Kanaka: Strictly for Duniya Vijay fans

The film, which has the actor playing a fan of Dr Rajkumar, starts out on a promising note, but loses steam and ends with a predictable climax
Kanaka: Strictly for Duniya Vijay fans

Director R Chandru knows that without the spark of inspiration, the fuel of public expectation cannot be ignited. While Kanaka ignites the passion of Duniya Vijay’s fans, the inspirational element here is Dr Rajkumar. With a heavy dose of action and packed full of punch dialogues, Chandru weaves in the Rajkumar factor cleverly, though perhaps a bit overambitiously. Nevertheless, he offers us a total entertainment package, and even manages to bring in family sentiments.

Director: R Chandru
Cast: Duniya Vijay, Manvitha Harish, Hariprriya, Ravi Shankar

The film is set in two parts. It begins on a promising note with Kanaka (Vijay) looking up to his only friend and family in the city, Rangayana Raghu. He grows up pasting cinema posters, and establishes a sort of bond with Dr Rajkumar and learns life lessons by watching his films. To make ends meet, he becomes an auto driver and his motto is to serve the people. He then meets Kanasu (Manvitha Harish), a medical student. Due to certain circumstances, Kanasu’s life is in danger, and Kanaka becomes her protector. Kanasu develops feelings for him. Will he reciprocate gets the audience to one part of the story.

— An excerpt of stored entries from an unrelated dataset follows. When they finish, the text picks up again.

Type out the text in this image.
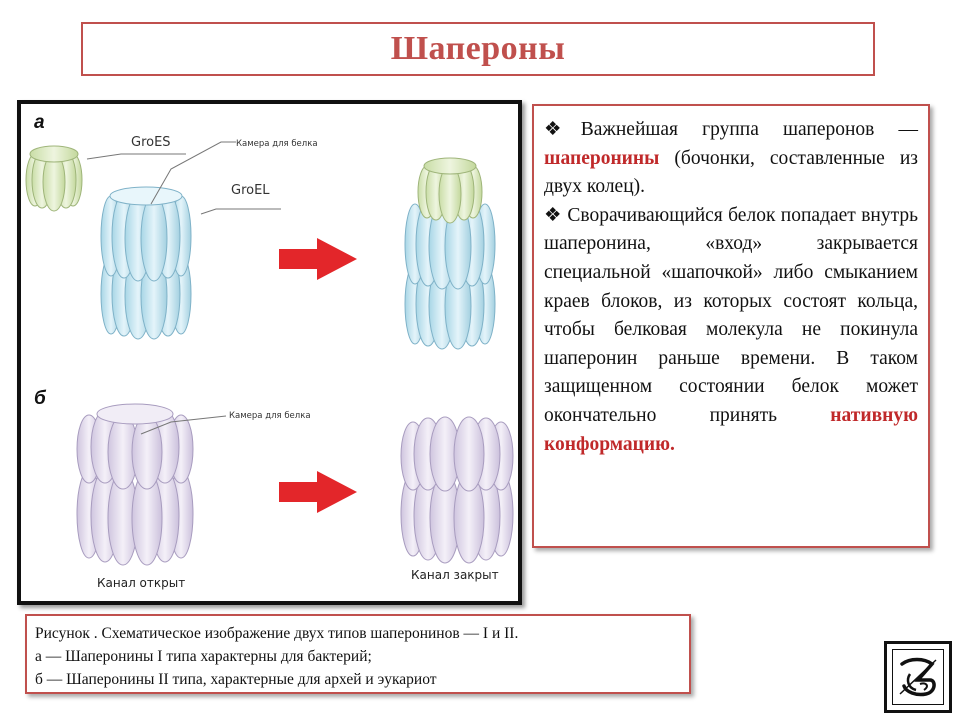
Шапероны
а
б
GroES	Камера для белка
GroEL
Камера для белка
Канал открыт
Канал закрыт

❖Важнейшая группа шаперонов — шаперонины (бочонки, составленные из двух колец).

❖ Сворачивающийся белок попадает внутрь шаперонина, «вход» закрывается специальной «шапочкой» либо смыканием краев блоков, из которых состоят кольца, чтобы белковая молекула не покинула шаперонин раньше времени. В таком защищенном состоянии белок может окончательно принять нативную конформацию.

Рисунок . Схематическое изображение двух типов шаперонинов — I и II.
а — Шаперонины I типа характерны для бактерий;
б — Шаперонины II типа, характерные для архей и эукариот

The second part sees Kanaka landing in Bankapura to get back to his family, whom he left 20 years ago. Though he gets a warm welcome from his mother and brother, he is considered an inauspicious child by his father, who distances himself. How he becomes successful in winning over his father’s heart, and becomes the pillar of his family by protecting them from rivals form a major plot. In parallel runs the love story of Kanaka’s childhood crush Sampige (Hariprriya), who has lost her husband. Whether he ends up with Sampige for Kanaka is something you'll have to watch the film to find out.

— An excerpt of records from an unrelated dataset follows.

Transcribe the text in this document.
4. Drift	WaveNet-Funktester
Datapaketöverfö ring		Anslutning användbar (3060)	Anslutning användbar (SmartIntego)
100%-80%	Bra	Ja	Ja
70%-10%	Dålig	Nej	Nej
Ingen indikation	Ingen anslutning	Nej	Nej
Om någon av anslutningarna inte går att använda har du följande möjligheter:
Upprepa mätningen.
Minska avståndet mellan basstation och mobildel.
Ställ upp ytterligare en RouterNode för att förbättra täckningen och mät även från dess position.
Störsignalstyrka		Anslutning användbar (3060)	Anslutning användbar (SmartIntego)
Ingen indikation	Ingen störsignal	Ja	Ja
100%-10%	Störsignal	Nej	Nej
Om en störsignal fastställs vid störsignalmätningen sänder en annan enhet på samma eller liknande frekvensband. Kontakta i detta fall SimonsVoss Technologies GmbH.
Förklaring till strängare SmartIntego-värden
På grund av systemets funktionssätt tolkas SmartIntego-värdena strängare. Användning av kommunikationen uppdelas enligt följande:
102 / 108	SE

There is ample presence of Rajkumar in the film, but the execution needs more coherence. What starts on an interesting note, loses sheen as the logic breaks midway and gets the audience to a very predictable ending. Chandru goes back to the old school way of story telling and filmmaking, which works in parts.

Vijay carries the entire film on his shoulders, with neatly executed action and punchy dialogues delivered in style. Manvitha Harish and Hariprriya fit well into their respective characters. In the supporting cast, Ravi Shankar seems to be under-utilised, making only a cameo appearance. Comedians Sadhu Kokila, Kuri Pratap and Bullet Prakash try to make us laugh, but don't really succeed.

If you go without expectations, you will not be disappointed, but this film is largely aimed at Duniya Vijay's fans.